By Jim McCloskey
Something has been nagging at the edges of my consciousness for a while now, and I think it’s high time to write about it.
One of my duties for the past several years has been to roam the Internet to find stories related to pools and all sorts of other watershapes and decide whether a given item merits your attention. From the start, I noticed but did not share a whole class of items related to the construction of new municipal pools, my thought being that such stories were inherently too local in nature – so I saw them and quickly moved on.
But something about these items kept catching my eye, right from the start: The construction budgets for these pools were generally enormous – $10 million and up – even for projects in small towns and suburbs around the country. Many were being built, which was great, but the volumes of money involved still gave me pause.
Apparently those costs were giving other people pause as well – and those folks were far more important than I: Almost as often as I saw a report on a planned or newly completed pool, I saw another one in which a pool had been sidetracked or cancelled because the projected costs were perceived to be running out of sight, in many cases to nosebleed heights.

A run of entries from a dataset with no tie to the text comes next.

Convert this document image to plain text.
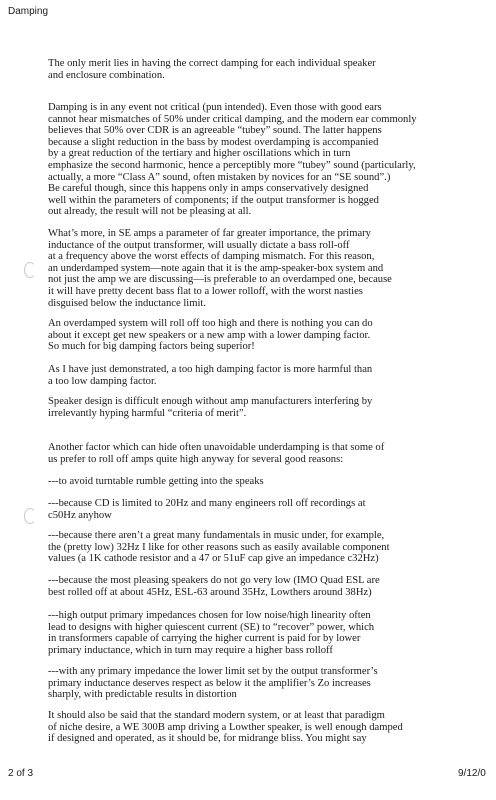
Damping
The only merit lies in having the correct damping for each individual speaker
and enclosure combination.
Damping is in any event not critical (pun intended). Even those with good ears
cannot hear mismatches of 50% under critical damping, and the modern ear commonly
believes that 50% over CDR is an agreeable “tubey” sound. The latter happens
because a slight reduction in the bass by modest overdamping is accompanied
by a great reduction of the tertiary and higher oscillations which in turn
emphasize the second harmonic, hence a perceptibly more “tubey” sound (particularly,
actually, a more “Class A” sound, often mistaken by novices for an “SE sound”.)
Be careful though, since this happens only in amps conservatively designed
well within the parameters of components; if the output transformer is hogged
out already, the result will not be pleasing at all.
What’s more, in SE amps a parameter of far greater importance, the primary
inductance of the output transformer, will usually dictate a bass roll-off
at a frequency above the worst effects of damping mismatch. For this reason,
an underdamped system—note again that it is the amp-speaker-box system and
not just the amp we are discussing—is preferable to an overdamped one, because
it will have pretty decent bass flat to a lower rolloff, with the worst nasties
disguised below the inductance limit.
An overdamped system will roll off too high and there is nothing you can do
about it except get new speakers or a new amp with a lower damping factor.
So much for big damping factors being superior!
As I have just demonstrated, a too high damping factor is more harmful than
a too low damping factor.
Speaker design is difficult enough without amp manufacturers interfering by
irrelevantly hyping harmful “criteria of merit”.
Another factor which can hide often unavoidable underdamping is that some of
us prefer to roll off amps quite high anyway for several good reasons:
---to avoid turntable rumble getting into the speaks
---because CD is limited to 20Hz and many engineers roll off recordings at
c50Hz anyhow
---because there aren’t a great many fundamentals in music under, for example,
the (pretty low) 32Hz I like for other reasons such as easily available component
values (a 1K cathode resistor and a 47 or 51uF cap give an impedance c32Hz)
---because the most pleasing speakers do not go very low (IMO Quad ESL are
best rolled off at about 45Hz, ESL-63 around 35Hz, Lowthers around 38Hz)
---high output primary impedances chosen for low noise/high linearity often
lead to designs with higher quiescent current (SE) to “recover” power, which
in transformers capable of carrying the higher current is paid for by lower
primary inductance, which in turn may require a higher bass rolloff
---with any primary impedance the lower limit set by the output transformer’s
primary inductance deserves respect as below it the amplifier’s Zo increases
sharply, with predictable results in distortion
It should also be said that the standard modern system, or at least that paradigm
of niche desire, a WE 300B amp driving a Lowther speaker, is well enough damped
if designed and operated, as it should be, for midrange bliss. You might say
2 of 3	9/12/0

Without anything more than mild curiosity at first, I started looking a bit more closely, and it was soon clear that a lot of these “pool projects” involved much more than a swimmin’ hole: Both those that were being built and those that ended up on the shelf were quite elaborate. Indeed, these “aquatic centers” bore more than a superficial resemblance to waterparks, with all manner of splash areas, spray features and other interactive resources. (Rock-climbing walls over water are apparently popular these days.)

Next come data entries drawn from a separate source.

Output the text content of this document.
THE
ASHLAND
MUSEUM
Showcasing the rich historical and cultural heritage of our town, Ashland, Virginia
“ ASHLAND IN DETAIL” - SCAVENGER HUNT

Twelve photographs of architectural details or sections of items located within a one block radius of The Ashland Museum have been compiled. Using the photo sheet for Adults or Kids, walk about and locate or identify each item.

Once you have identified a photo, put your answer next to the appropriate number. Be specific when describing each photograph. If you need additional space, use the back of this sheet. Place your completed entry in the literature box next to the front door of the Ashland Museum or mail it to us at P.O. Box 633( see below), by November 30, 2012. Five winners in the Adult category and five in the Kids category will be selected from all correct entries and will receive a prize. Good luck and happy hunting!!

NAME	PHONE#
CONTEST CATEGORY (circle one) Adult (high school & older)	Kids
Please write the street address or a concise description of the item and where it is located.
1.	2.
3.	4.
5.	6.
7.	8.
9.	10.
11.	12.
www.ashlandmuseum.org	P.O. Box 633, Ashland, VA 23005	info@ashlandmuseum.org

This is all fine and dandy. On balance, the companies involved in municipal pools are probably doing well because the projects they sign onto as designers, engineers, builders and suppliers are intricate and remunerative on all levels. And I’m not criticizing municipalities or, indeed, anyone else here, but I have to ask: Is the general good being well served by the way things are going?

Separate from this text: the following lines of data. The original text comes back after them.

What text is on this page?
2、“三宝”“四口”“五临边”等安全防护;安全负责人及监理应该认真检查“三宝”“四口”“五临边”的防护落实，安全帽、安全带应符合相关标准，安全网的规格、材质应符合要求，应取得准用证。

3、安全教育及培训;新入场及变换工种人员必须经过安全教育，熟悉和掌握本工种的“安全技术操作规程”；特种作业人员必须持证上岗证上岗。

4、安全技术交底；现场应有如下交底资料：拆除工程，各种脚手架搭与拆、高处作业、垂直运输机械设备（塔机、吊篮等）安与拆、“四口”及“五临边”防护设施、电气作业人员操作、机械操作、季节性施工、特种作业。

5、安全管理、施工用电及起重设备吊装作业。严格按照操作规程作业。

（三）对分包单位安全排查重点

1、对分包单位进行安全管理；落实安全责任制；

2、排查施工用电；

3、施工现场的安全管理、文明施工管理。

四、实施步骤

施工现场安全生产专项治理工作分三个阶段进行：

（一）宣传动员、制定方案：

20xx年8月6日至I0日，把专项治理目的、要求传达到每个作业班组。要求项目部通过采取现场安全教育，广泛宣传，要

I’ve written before of my childhood involvement with municipal swimming pools, but so far it’s only been about learning to swim, gaining competency and taking my skills out into the wider world of lakes and oceans and the narrower one of suburban backyards. To date, however, I’ve never written about what those public pools were like, basically because it never seemed important – until now, that is, with this newly emerging question about the general welfare blazing a trail through my thoughts.
I have to ask: Wouldn’t we be better off, as a society and an industry, if many more pools were being built, thereby exposing many more people to the joys of involvement with water and, in a sense, democratizing the experience and creating future generations of consumers who value swimming pools, spas and other waterfeatures for the benefits they bring with them?
The indoor pool I swam in as a guppy and then a minnow and finally as a flying fish was a modest, frill-free affair that was packed with children most days of the week during the summer. Even more modest (and a bit farther away) was the outdoor pool complex that was sort of our “graduate school” as student swimmers: It had a functional but unlovely 30-foot tower over a small diving pool, right alongside a similarly functional (and similarly plain) Olympic-size pool for lap swimming.
I haven’t been able to find out when these pools were built, but I suspect both were products of the 1930s, basically because they seemed so old to me even in the very early 1960s. They were direct and serviceable – and they brought hundreds if not thousands of kids into the fold of swimming-capable people without fanfare, interactivity or a climbing wall. And my guess is that they didn’t cost the 1936 equivalent of $10 million.
Again I ask: Is the general good being well served by the way things are going? This is a question I’ll be exploring in this space from time to time in the weeks and months to come.